Sep 5, 2013 - 04:40pm PT
I saw this campfire high in the San Gabriels last week. Gee, what could possibly go wrong here? And there were any number of similar ones within a 100 yard radius.

Now that thruhiking the PCT has become so popular, there has been a big increase in the number of illegal fire pits in SoCal. More than a couple of forest fires have been started by thrus. Their alcohol stoves can be quite dangerous as they have no shutoff valves.

If you hike the PCT, you'll see these illegal fire pits in spots only PCTers would camp. The same up in the Sierra, as well.

They're also leaving big messes at the water caches, it can be quite disgusting.
kev

climber
A pile of dirt.
Sep 5, 2013 - 07:36pm PT
Brainiacks^^^

Need I say "meh"?

Sadly they may have been saying "meth"
justthemaid

climber
Jim Henson's Basement
Nov 17, 2013 - 09:22pm PT


It happened AGAIN last week!!

This time it was f*#king climbers. Another fire, another encampment. More bushes cut and trampled to clear more space. Climbers should know better. I seriously don't get the fire-thing. They put it out when someone said something. People are so clueless. It's suicide if an ember blows into the brush down there.

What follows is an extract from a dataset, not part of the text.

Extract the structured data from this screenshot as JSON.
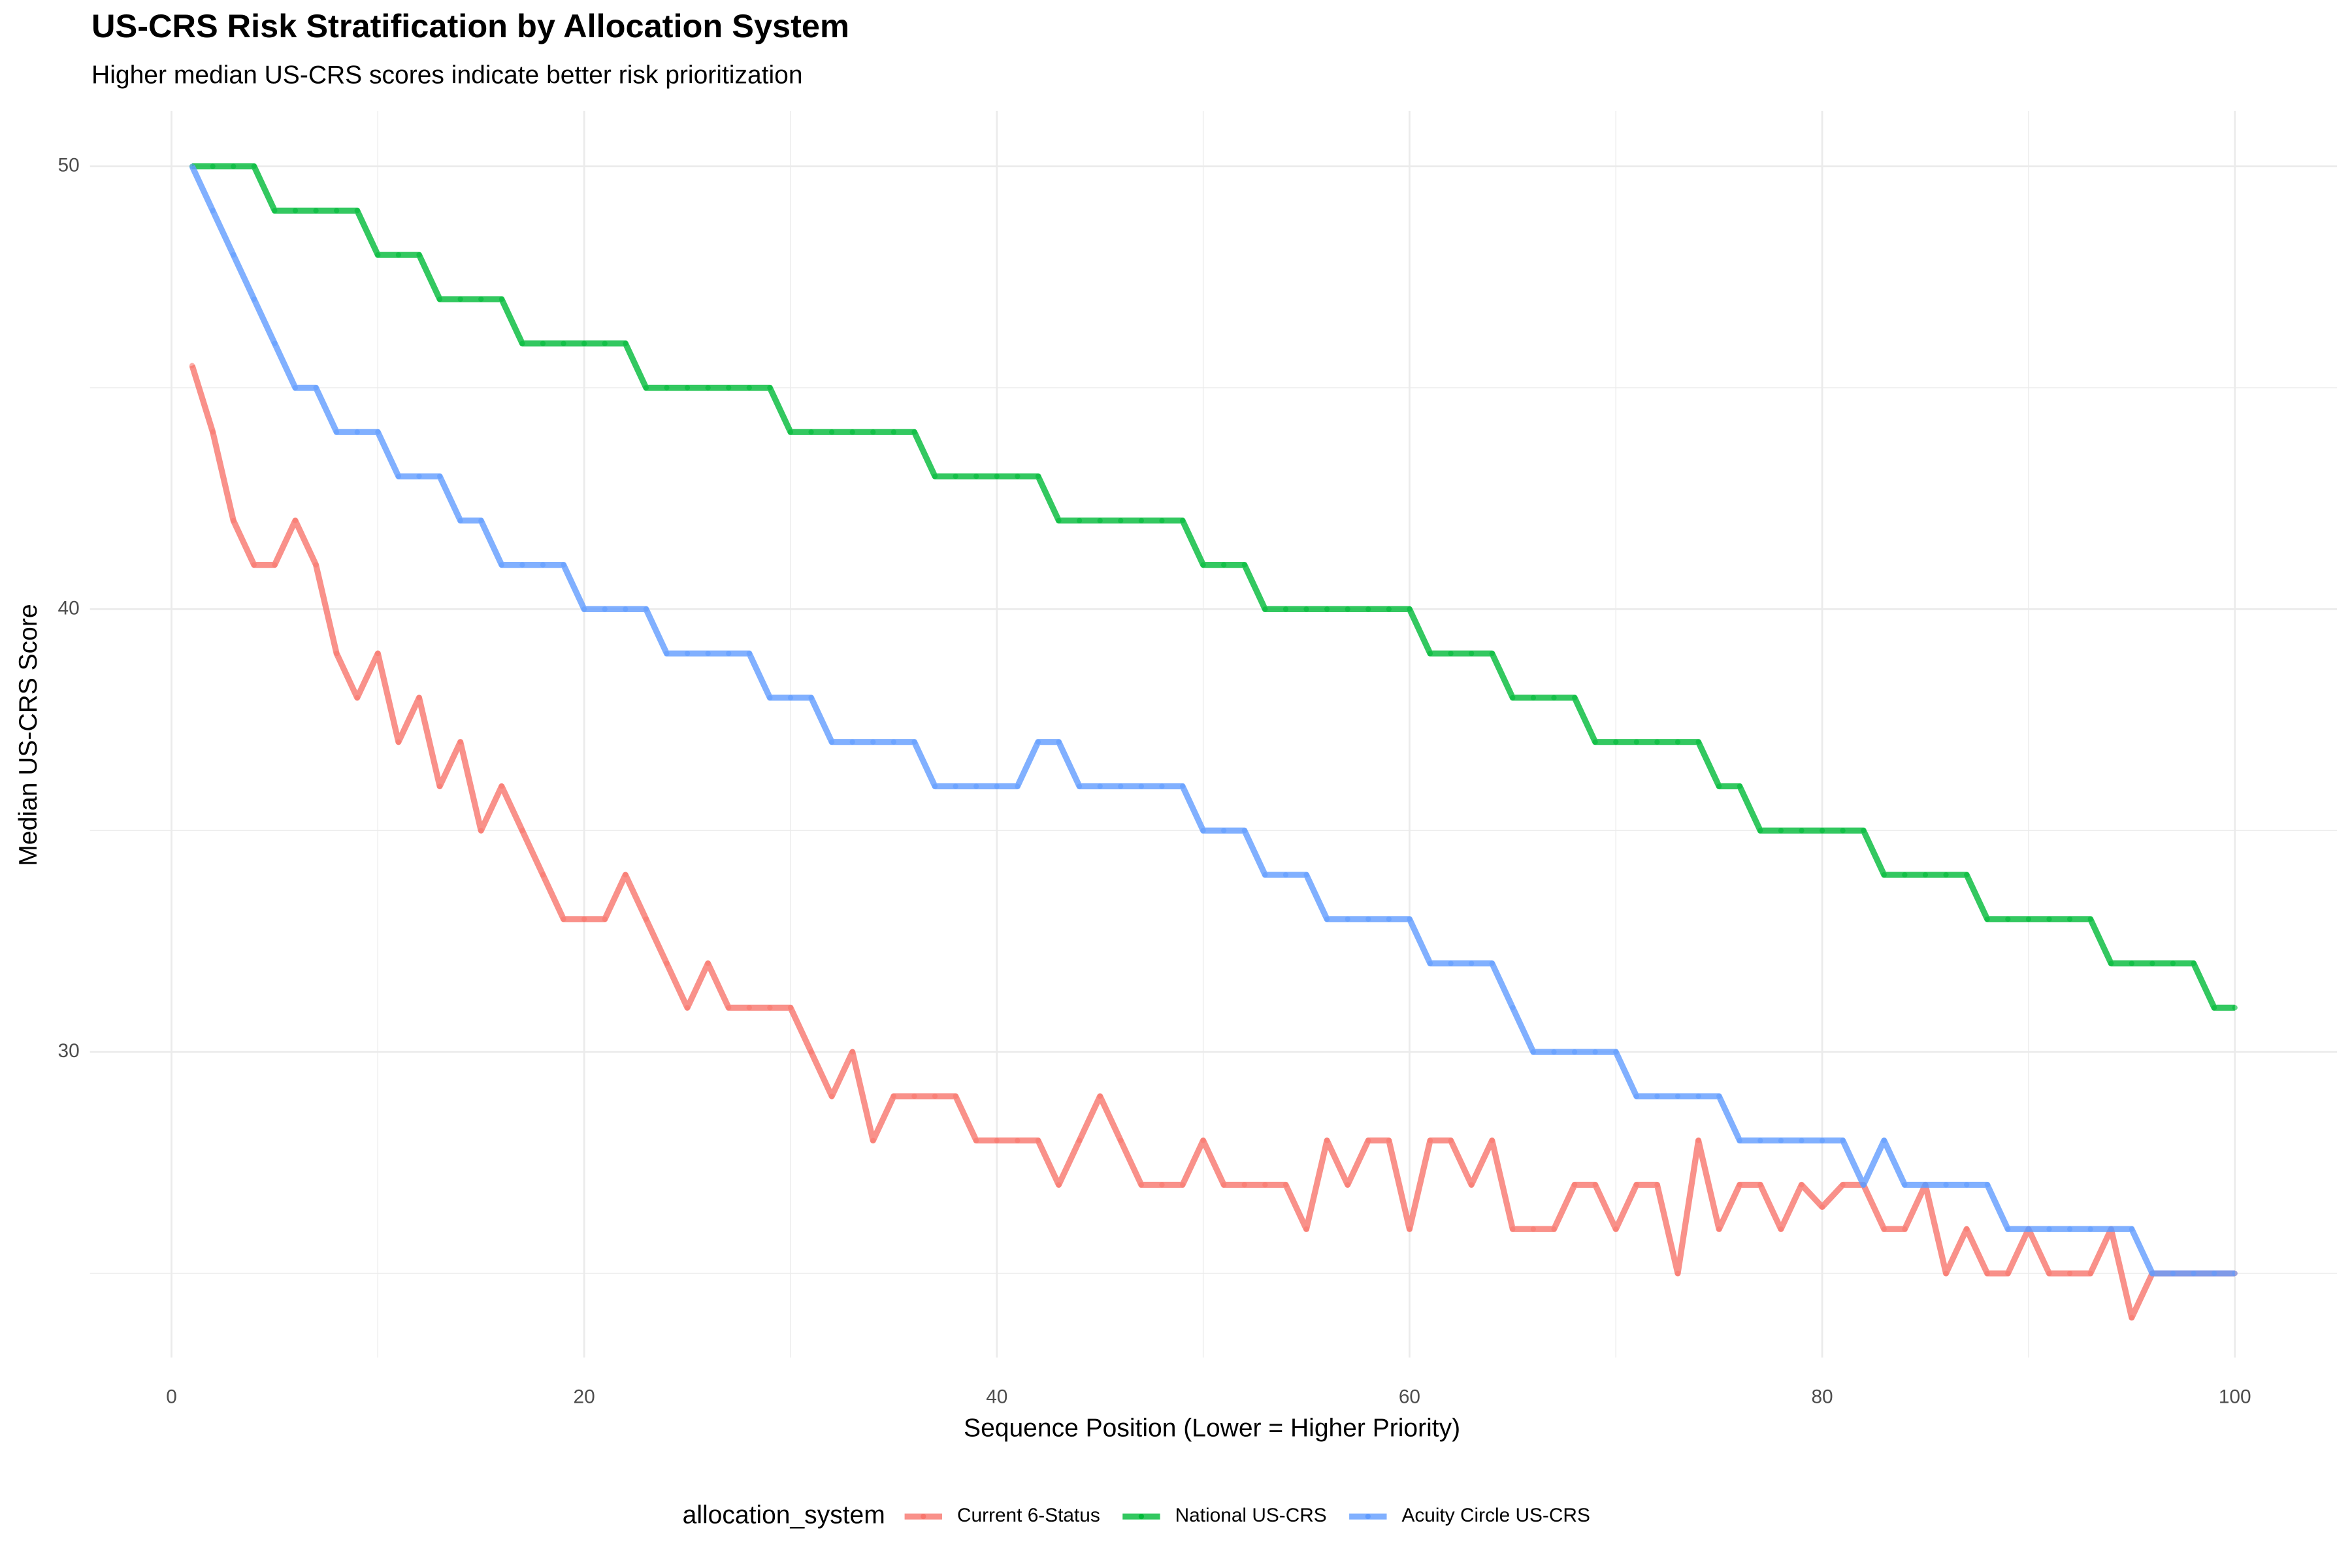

Gotta rant here... there's been more destructive behavior down there this one year than I've seen in the past 10 years. Camping, fires, graffiti, and a whole pile of new random unnecessary trail-cutting causing new erosion issues. I hate to be the harpy but I'm just feeling really pissed off about all this today.


Tarheel

Trad climber
San Rafael, CA
Nov 18, 2013 - 07:13pm PT
When I visited Table Rock NC in September I was shocked by the many campfire scars which littered nearly every lookout point on top of the mountain. Now my worst fears have come true:

http://www.wcnc.com/news/local/Despite-rain-upcoming-dry-warm-conditions-propose-threat-232385471.html

We have no effective systemic practices to teach people fire safety and other outdoors best practices, or even basic respect for others, for that matter.